Team Tolerance
PD-1: Preventing T cell pathogenesis
CD8 T cells develop a T cell receptor (TCR) in the thymus that has the ability to both recognize the major histocompatibility complex 1 (MHC-I; also known as HLA) protein and the peptide contained within that molecule (antigen). CD8 T cells undergo deletion for binding of the MHC (positive section) and absence of recognition of self-antigens (negative selection) in the thymus, but this is an imperfect process.
Studies in humans have found that self-antigen reactive T cells are present in circulation, but it is thought that these cells have been inactivated by mechanisms of peripheral tolerance. Previous work has focused on the role of two processes: Anergy and Deletion in preventing autoimmunity from self-reactive CD8 T cells, which should result in irreversible silencing and protection from disease. This included a putative role for PD-1 in promoting T cell tolerance via anergy.
The advent of immune checkpoint blocking therapies revealed the common occurrence of immune related adverse events, which are autoimmune like events that are thought to be mediated by self-reactive T cells. Yet this raised the question of why these self-reactive T cells were not previously anergized or deleted, which led us to re-examine the mechanisms for peripheral tolerance in skin using our NINJA model.

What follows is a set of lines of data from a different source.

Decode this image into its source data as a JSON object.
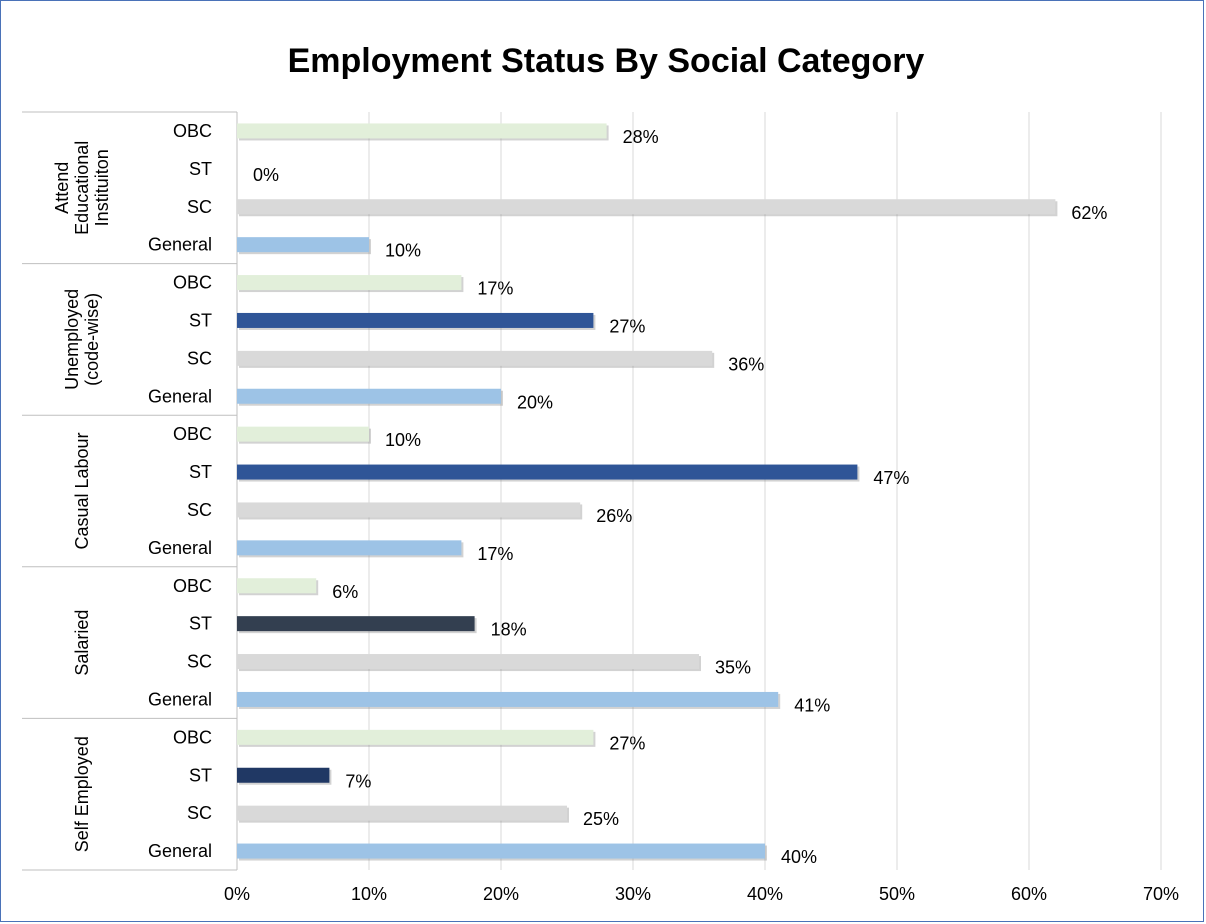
{
  "chart_data": {
    "type": "bar",
    "orientation": "horizontal",
    "title": "Employment Status By Social Category",
    "xlim": [
      0,
      70
    ],
    "x_ticks": [
      "0%",
      "10%",
      "20%",
      "30%",
      "40%",
      "50%",
      "60%",
      "70%"
    ],
    "x_grid": true,
    "legend": "none",
    "value_suffix": "%",
    "colors": {
      "OBC": "#e2efda",
      "ST": "#2f5597",
      "SC": "#d9d9d9",
      "General": "#9dc3e6"
    },
    "groups": [
      {
        "label_lines": [
          "Attend",
          "Educational",
          "Instituiton"
        ],
        "bars": [
          {
            "category": "OBC",
            "value": 28
          },
          {
            "category": "ST",
            "value": 0
          },
          {
            "category": "SC",
            "value": 62
          },
          {
            "category": "General",
            "value": 10
          }
        ]
      },
      {
        "label_lines": [
          "Unemployed",
          "(code-wise)"
        ],
        "bars": [
          {
            "category": "OBC",
            "value": 17
          },
          {
            "category": "ST",
            "value": 27
          },
          {
            "category": "SC",
            "value": 36
          },
          {
            "category": "General",
            "value": 20
          }
        ]
      },
      {
        "label_lines": [
          "Casual Labour"
        ],
        "bars": [
          {
            "category": "OBC",
            "value": 10
          },
          {
            "category": "ST",
            "value": 47
          },
          {
            "category": "SC",
            "value": 26
          },
          {
            "category": "General",
            "value": 17
          }
        ]
      },
      {
        "label_lines": [
          "Salaried"
        ],
        "bars": [
          {
            "category": "OBC",
            "value": 6
          },
          {
            "category": "ST",
            "value": 18,
            "color": "#333f50"
          },
          {
            "category": "SC",
            "value": 35
          },
          {
            "category": "General",
            "value": 41
          }
        ]
      },
      {
        "label_lines": [
          "Self Employed"
        ],
        "bars": [
          {
            "category": "OBC",
            "value": 27
          },
          {
            "category": "ST",
            "value": 7,
            "color": "#203864"
          },
          {
            "category": "SC",
            "value": 25
          },
          {
            "category": "General",
            "value": 40
          }
        ]
      }
    ]
  }
}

Using the NINJA mouse, we identified that skin-reactive CD8 T cells do not become anergic, but rather these cells migrate into the skin where they become enriched in the dermis. Moreover, these “tolerant” T cells recruit CD16+ CD14+ CD11b+ CD11c+ macrophages, which we hypothesize prevent the T cells from reaching the epidermis, where their antigen is expressed. In the context of anti-PD-1 blockade, the tolerant T cells become pathogenic, but contrary to our expectation, this occurs at the post-transcriptional level. Thus, peripheral tolerance at this model is regulated within the tissue rather than by a more canonical differentiation towards anergy or deletion.

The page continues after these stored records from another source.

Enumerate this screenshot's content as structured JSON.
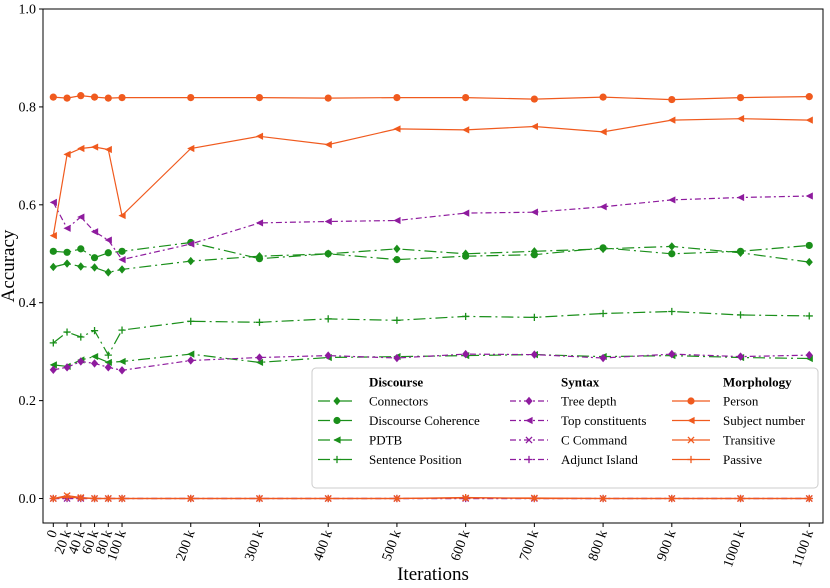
{
  "chart_data": {
    "type": "line",
    "xlabel": "Iterations",
    "ylabel": "Accuracy",
    "xlim": [
      -15,
      1120
    ],
    "ylim": [
      -0.05,
      1.0
    ],
    "x": [
      0,
      20,
      40,
      60,
      80,
      100,
      200,
      300,
      400,
      500,
      600,
      700,
      800,
      900,
      1000,
      1100
    ],
    "x_tick_labels": [
      "0",
      "20 k",
      "40 k",
      "60 k",
      "80 k",
      "100 k",
      "200 k",
      "300 k",
      "400 k",
      "500 k",
      "600 k",
      "700 k",
      "800 k",
      "900 k",
      "1000 k",
      "1100 k"
    ],
    "y_ticks": [
      0.0,
      0.2,
      0.4,
      0.6,
      0.8,
      1.0
    ],
    "y_tick_labels": [
      "0.0",
      "0.2",
      "0.4",
      "0.6",
      "0.8",
      "1.0"
    ],
    "grid": false,
    "legend_position": "lower-right",
    "groups": [
      {
        "title": "Discourse",
        "color": "#1a8f1a"
      },
      {
        "title": "Syntax",
        "color": "#8e1b9e"
      },
      {
        "title": "Morphology",
        "color": "#f05a1e"
      }
    ],
    "series": [
      {
        "name": "Connectors",
        "group": 0,
        "marker": "diamond",
        "dash": "12,4,2,4",
        "values": [
          0.473,
          0.48,
          0.474,
          0.472,
          0.462,
          0.468,
          0.485,
          0.495,
          0.5,
          0.51,
          0.5,
          0.505,
          0.51,
          0.515,
          0.502,
          0.483
        ]
      },
      {
        "name": "Discourse Coherence",
        "group": 0,
        "marker": "circle",
        "dash": "12,4,2,4",
        "values": [
          0.505,
          0.503,
          0.51,
          0.492,
          0.502,
          0.505,
          0.523,
          0.49,
          0.5,
          0.488,
          0.495,
          0.498,
          0.512,
          0.5,
          0.505,
          0.517
        ]
      },
      {
        "name": "PDTB",
        "group": 0,
        "marker": "triangle-left",
        "dash": "12,4,2,4",
        "values": [
          0.273,
          0.27,
          0.283,
          0.29,
          0.278,
          0.28,
          0.295,
          0.278,
          0.288,
          0.29,
          0.292,
          0.294,
          0.29,
          0.292,
          0.288,
          0.286
        ]
      },
      {
        "name": "Sentence Position",
        "group": 0,
        "marker": "plus",
        "dash": "12,4,2,4",
        "values": [
          0.318,
          0.34,
          0.33,
          0.343,
          0.293,
          0.344,
          0.362,
          0.36,
          0.367,
          0.364,
          0.372,
          0.37,
          0.378,
          0.382,
          0.375,
          0.373
        ]
      },
      {
        "name": "Tree depth",
        "group": 1,
        "marker": "diamond",
        "dash": "6,3,2,3",
        "values": [
          0.263,
          0.268,
          0.28,
          0.276,
          0.268,
          0.262,
          0.282,
          0.288,
          0.292,
          0.287,
          0.295,
          0.294,
          0.287,
          0.295,
          0.29,
          0.293
        ]
      },
      {
        "name": "Top constituents",
        "group": 1,
        "marker": "triangle-left",
        "dash": "6,3,2,3",
        "values": [
          0.605,
          0.552,
          0.575,
          0.545,
          0.528,
          0.488,
          0.52,
          0.563,
          0.566,
          0.568,
          0.583,
          0.585,
          0.596,
          0.61,
          0.615,
          0.618
        ]
      },
      {
        "name": "C Command",
        "group": 1,
        "marker": "x",
        "dash": "6,3,2,3",
        "values": [
          0.0,
          0.0,
          0.0,
          0.0,
          0.0,
          0.0,
          0.0,
          0.0,
          0.0,
          0.0,
          0.0,
          0.0,
          0.0,
          0.0,
          0.0,
          0.0
        ]
      },
      {
        "name": "Adjunct Island",
        "group": 1,
        "marker": "plus",
        "dash": "6,3,2,3",
        "values": [
          0.0,
          0.0,
          0.0,
          0.0,
          0.0,
          0.0,
          0.0,
          0.0,
          0.0,
          0.0,
          0.0,
          0.0,
          0.0,
          0.0,
          0.0,
          0.0
        ]
      },
      {
        "name": "Person",
        "group": 2,
        "marker": "circle",
        "dash": "",
        "values": [
          0.82,
          0.818,
          0.823,
          0.82,
          0.818,
          0.819,
          0.819,
          0.819,
          0.818,
          0.819,
          0.819,
          0.816,
          0.82,
          0.815,
          0.819,
          0.821
        ]
      },
      {
        "name": "Subject number",
        "group": 2,
        "marker": "triangle-left",
        "dash": "",
        "values": [
          0.537,
          0.703,
          0.715,
          0.718,
          0.713,
          0.578,
          0.715,
          0.74,
          0.723,
          0.755,
          0.753,
          0.76,
          0.749,
          0.773,
          0.776,
          0.773
        ]
      },
      {
        "name": "Transitive",
        "group": 2,
        "marker": "x",
        "dash": "",
        "values": [
          0.0,
          0.006,
          0.002,
          0.0,
          0.0,
          0.0,
          0.0,
          0.0,
          0.0,
          0.0,
          0.001,
          0.001,
          0.0,
          0.0,
          0.0,
          0.0
        ]
      },
      {
        "name": "Passive",
        "group": 2,
        "marker": "plus",
        "dash": "",
        "values": [
          0.0,
          0.003,
          0.001,
          0.0,
          0.0,
          0.0,
          0.0,
          0.0,
          0.0,
          0.0,
          0.002,
          0.0,
          0.0,
          0.0,
          0.0,
          0.0
        ]
      }
    ]
  }
}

This work has several practical implications. The first is the idea that healthy people may have self-reactive CD8 T cells in their tissues that would be pathogenic, if not for the sustained function of PD-1 and other checkpoint receptors. This we believe is the origin of the skin irAEs we and others looked at in patients. Moreover, we believe that the mechanisms of regulation of self-reactive T cells may differ between tissues, which reflects our ongoing focus in the lab. Finally, we remain intrigued by the role of T cells in recruiting myeloid cells into tissue and the potential for T cells to regulate innate immune cells within tissues. We hypothesize that (under certain conditions) T cells may require interactions with myeloid cells in tissues for their proper function, and that this state will be established by the T cells entering the tissue. This system would allow myeloid cells to regulate immune response in healthy tissue by reading out the presence of inflammatory mediators, while providing a mechanism for regulation of the T cells under homeostatic conditions.